Era una cálida tarde estival cuando el retratista llegó con
su mastodóntica cámara al mirador de la Divina Pastora. Nosotros estábamos jugando
ajenos a lo que se nos venía encima. Lo miramos con curiosidad sin sospechar
que nos cazaría con su objetivo. No recuerdo quien tomó la decisión, creo que
fue Angelina, la tía de mis sobrinas Loli y Ángeles. Lo cierto es que ninguno
de los cuatro queríamos salir en la foto. Nos llevaron al patio de la casa de
Aurelia y Julián, El Rojo de Soplaeras, suegros de mi hermana Dolores y abuelos
de mis sobrinas, a la vez consuegros, camaradas y compañeros de noches de
radio, de mis padres.
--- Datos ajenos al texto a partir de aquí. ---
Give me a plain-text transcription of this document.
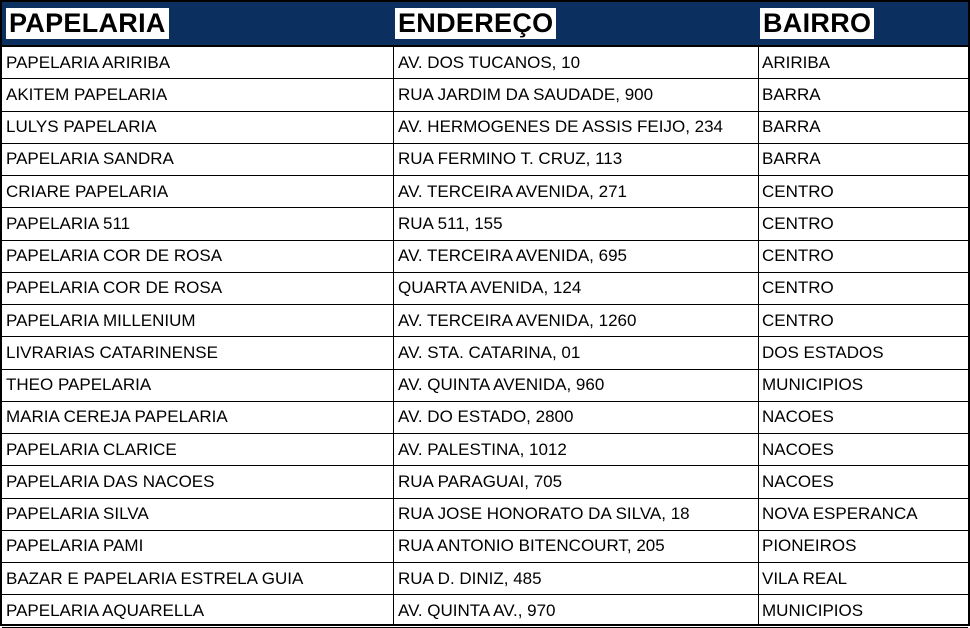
PAPELARIA	ENDEREÇO	BAIRRO
PAPELARIA ARIRIBA	AV. DOS TUCANOS, 10	ARIRIBA
AKITEM PAPELARIA	RUA JARDIM DA SAUDADE, 900	BARRA
LULYS PAPELARIA	AV. HERMOGENES DE ASSIS FEIJO, 234	BARRA
PAPELARIA SANDRA	RUA FERMINO T. CRUZ, 113	BARRA
CRIARE PAPELARIA	AV. TERCEIRA AVENIDA, 271	CENTRO
PAPELARIA 511	RUA 511, 155	CENTRO
PAPELARIA COR DE ROSA	AV. TERCEIRA AVENIDA, 695	CENTRO
PAPELARIA COR DE ROSA	QUARTA AVENIDA, 124	CENTRO
PAPELARIA MILLENIUM	AV. TERCEIRA AVENIDA, 1260	CENTRO
LIVRARIAS CATARINENSE	AV. STA. CATARINA, 01	DOS ESTADOS
THEO PAPELARIA	AV. QUINTA AVENIDA, 960	MUNICIPIOS
MARIA CEREJA PAPELARIA	AV. DO ESTADO, 2800	NACOES
PAPELARIA CLARICE	AV. PALESTINA, 1012	NACOES
PAPELARIA DAS NACOES	RUA PARAGUAI, 705	NACOES
PAPELARIA SILVA	RUA JOSE HONORATO DA SILVA, 18	NOVA ESPERANCA
PAPELARIA PAMI	RUA ANTONIO BITENCOURT, 205	PIONEIROS
BAZAR E PAPELARIA ESTRELA GUIA	RUA D. DINIZ, 485	VILA REAL
PAPELARIA AQUARELLA	AV. QUINTA AV., 970	MUNICIPIOS
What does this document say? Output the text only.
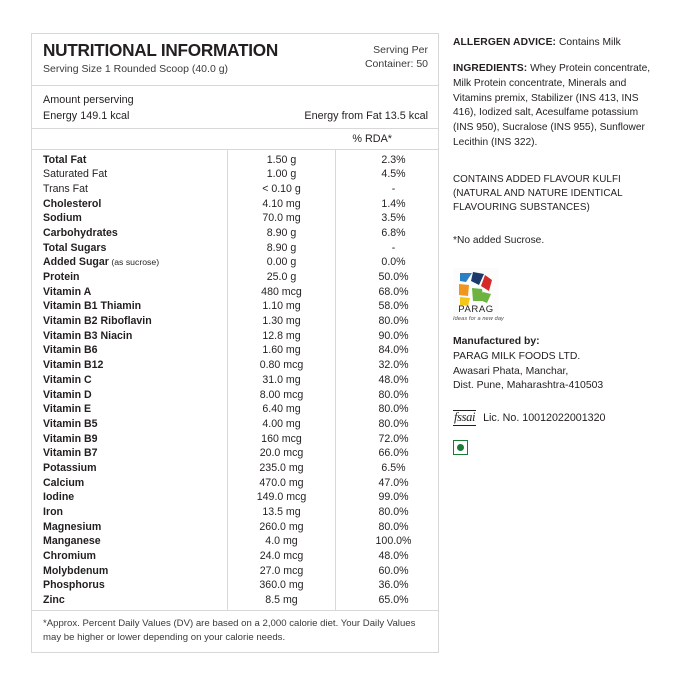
NUTRITIONAL INFORMATION
Serving Size 1 Rounded Scoop (40.0 g)
Serving Per
Container: 50
Amount perserving
Energy 149.1 kcal	Energy from Fat 13.5 kcal
% RDA*
Total Fat	1.50 g	2.3%
Saturated Fat	1.00 g	4.5%
Trans Fat	< 0.10 g	-
Cholesterol	4.10 mg	1.4%
Sodium	70.0 mg	3.5%
Carbohydrates	8.90 g	6.8%
Total Sugars	8.90 g	-
Added Sugar (as sucrose)	0.00 g	0.0%
Protein	25.0 g	50.0%
Vitamin A	480 mcg	68.0%
Vitamin B1 Thiamin	1.10 mg	58.0%
Vitamin B2 Riboflavin	1.30 mg	80.0%
Vitamin B3 Niacin	12.8 mg	90.0%
Vitamin B6	1.60 mg	84.0%
Vitamin B12	0.80 mcg	32.0%
Vitamin C	31.0 mg	48.0%
Vitamin D	8.00 mcg	80.0%
Vitamin E	6.40 mg	80.0%
Vitamin B5	4.00 mg	80.0%
Vitamin B9	160 mcg	72.0%
Vitamin B7	20.0 mcg	66.0%
Potassium	235.0 mg	6.5%
Calcium	470.0 mg	47.0%
Iodine	149.0 mcg	99.0%
Iron	13.5 mg	80.0%
Magnesium	260.0 mg	80.0%
Manganese	4.0 mg	100.0%
Chromium	24.0 mcg	48.0%
Molybdenum	27.0 mcg	60.0%
Phosphorus	360.0 mg	36.0%
Zinc	8.5 mg	65.0%
*Approx. Percent Daily Values (DV) are based on a 2,000 calorie diet. Your Daily Values may be higher or lower depending on your calorie needs.
ALLERGEN ADVICE: Contains Milk
INGREDIENTS: Whey Protein concentrate, Milk Protein concentrate, Minerals and Vitamins premix, Stabilizer (INS 413, INS 416), Iodized salt, Acesulfame potassium (INS 950), Sucralose (INS 955), Sunflower Lecithin (INS 322).
CONTAINS ADDED FLAVOUR KULFI (NATURAL AND NATURE IDENTICAL FLAVOURING SUBSTANCES)
*No added Sucrose.
PARAG
Ideas for a new day
Manufactured by:
PARAG MILK FOODS LTD.
Awasari Phata, Manchar,
Dist. Pune, Maharashtra-410503
fssai Lic. No. 10012022001320
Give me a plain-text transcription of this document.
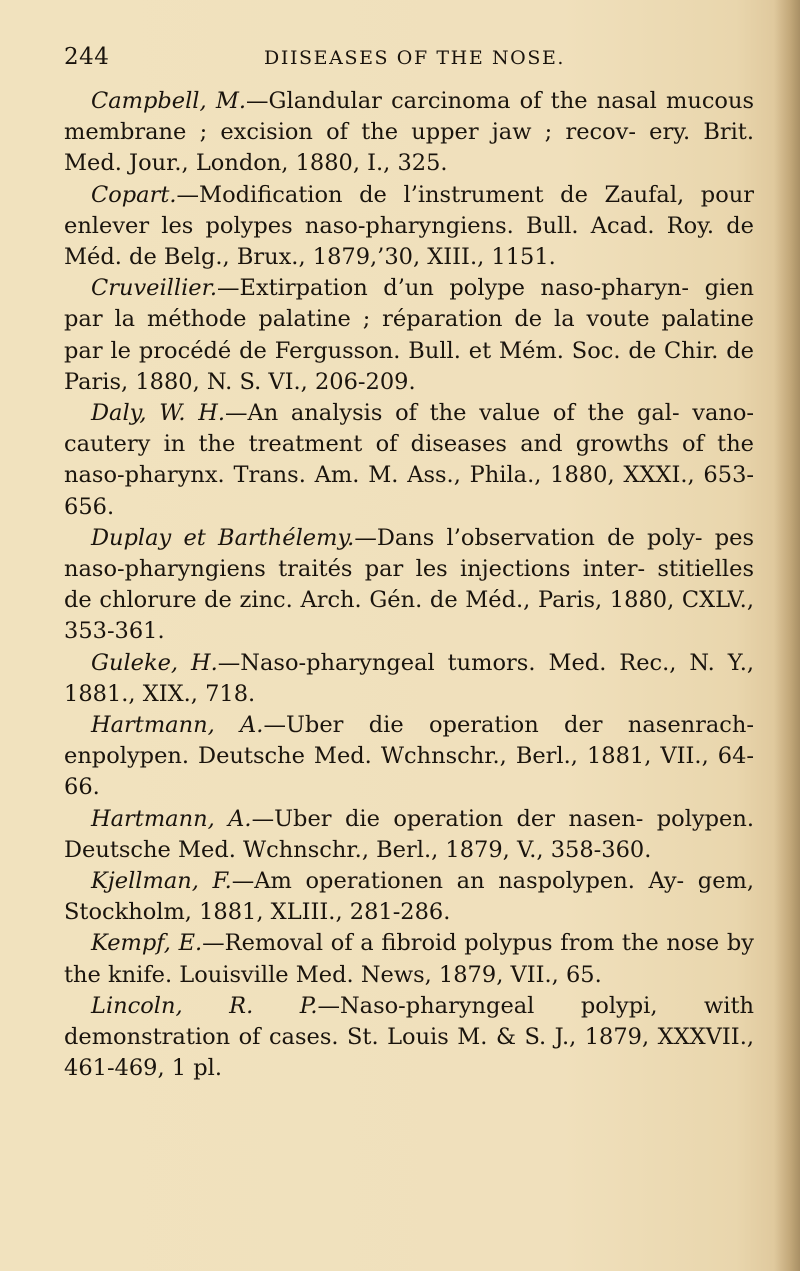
244	DIISEASES OF THE NOSE.
Campbell, M.—Glandular carcinoma of the nasal mucous membrane ; excision of the upper jaw ; recov- ery. Brit. Med. Jour., London, 1880, I., 325.
Copart.—Modification de l’instrument de Zaufal, pour enlever les polypes naso-pharyngiens. Bull. Acad. Roy. de Méd. de Belg., Brux., 1879,’30, XIII., 1151.
Cruveillier.—Extirpation d’un polype naso-pharyn- gien par la méthode palatine ; réparation de la voute palatine par le procédé de Fergusson. Bull. et Mém. Soc. de Chir. de Paris, 1880, N. S. VI., 206-209.
Daly, W. H.—An analysis of the value of the gal- vano-cautery in the treatment of diseases and growths of the naso-pharynx. Trans. Am. M. Ass., Phila., 1880, XXXI., 653-656.
Duplay et Barthélemy.—Dans l’observation de poly- pes naso-pharyngiens traités par les injections inter- stitielles de chlorure de zinc. Arch. Gén. de Méd., Paris, 1880, CXLV., 353-361.
Guleke, H.—Naso-pharyngeal tumors. Med. Rec., N. Y., 1881., XIX., 718.
Hartmann, A.—Uber die operation der nasenrach- enpolypen. Deutsche Med. Wchnschr., Berl., 1881, VII., 64-66.
Hartmann, A.—Uber die operation der nasen- polypen. Deutsche Med. Wchnschr., Berl., 1879, V., 358-360.
Kjellman, F.—Am operationen an naspolypen. Ay- gem, Stockholm, 1881, XLIII., 281-286.
Kempf, E.—Removal of a fibroid polypus from the nose by the knife. Louisville Med. News, 1879, VII., 65.
Lincoln, R. P.—Naso-pharyngeal polypi, with demonstration of cases. St. Louis M. & S. J., 1879, XXXVII., 461-469, 1 pl.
Cómo recuerdo
aquellas noches de radio escuchando a Dolores, ver desde la cama aquellos
hombres curtidos, derrotados; pero ni vencidos ni convencidos, soñando
alrededor de una radio, que traía voces de esperanza a través de la onda corta
del dial.
Luisa se enfadó, y alguna lagrimilla soltó, Loli, con su
pirri, tuvieron que darle una gran rosa artificial, a pesar de estar el patio
lleno de rosas y claveles naturales, también lloró, Ángeles, disgustada, y yo
que tampoco quería salir, dos fiebres en el labio tenían la culpa, y el
retratista:
—No te pongas la mano en el labio. Si ya es difícil retratar
a un chiquillo, mucho más a cuatro, que además no paran de moverse.
La foto, el retrato se hizo, para disgusto, entonces de los
cuatro, ahora, ¡qué bonitos recuerdos!